State broadcaster IRIB stated that Jamaran, an Iranian warship, shot at a training target discharged by the Konarak, a support ship. However, the Konarak remained too close in proximity to the target and was subsequently struck by the missile.
The Iranian navy stated that an investigation is underway to determine the exact cause of the deadly accident, according to Reuters. An unidentified military official has denied some reports within the country that the support ship sank because of the missile strike.
The Konarak, a Dutch-made support vessel, was bought by the Iranian government before the country’s 1979 Islamic revolution, and was modernized in 2018, armed with four cruise missiles.
The friendly fire incident comes after United States-Iran relations became particularly tense earlier this year.
In response to an attack at a U.S. embassy in Baghdad, Pres. Donald Trump in January authorized an airstrike on Gen.
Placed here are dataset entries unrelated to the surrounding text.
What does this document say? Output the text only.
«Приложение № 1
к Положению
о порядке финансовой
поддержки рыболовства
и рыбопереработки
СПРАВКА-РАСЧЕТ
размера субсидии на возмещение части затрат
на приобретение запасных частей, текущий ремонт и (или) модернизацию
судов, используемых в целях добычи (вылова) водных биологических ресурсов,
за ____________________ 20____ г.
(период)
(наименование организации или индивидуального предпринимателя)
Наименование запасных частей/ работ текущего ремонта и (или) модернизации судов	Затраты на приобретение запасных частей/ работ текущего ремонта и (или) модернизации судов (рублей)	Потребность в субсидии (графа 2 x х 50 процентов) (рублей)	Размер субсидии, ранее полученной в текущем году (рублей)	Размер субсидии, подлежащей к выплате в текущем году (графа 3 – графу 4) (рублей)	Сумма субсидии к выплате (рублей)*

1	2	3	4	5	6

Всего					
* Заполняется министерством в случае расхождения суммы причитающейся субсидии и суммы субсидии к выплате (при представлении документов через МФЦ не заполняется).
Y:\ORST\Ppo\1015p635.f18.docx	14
Qasem Soleimani, the leader of Iran’s elite Quds Force, who was near a Baghdad airport.
“At the direction of the President, the U.S. military has taken decisive defensive action to protect U.S. personnel abroad by killing Qasem Soleimani, the head of the Iranian Revolutionary Guard Corps-Quds Force, a U.S.-designated Foreign Terrorist Organization,” the Pentagon stated following the airstrike.
Soleimani was orchestrating “imminent attacks” against the U.S. that could’ve possibly killed hundreds of U.S. citizens, had he not been killed, a senior U.S. official later claimed.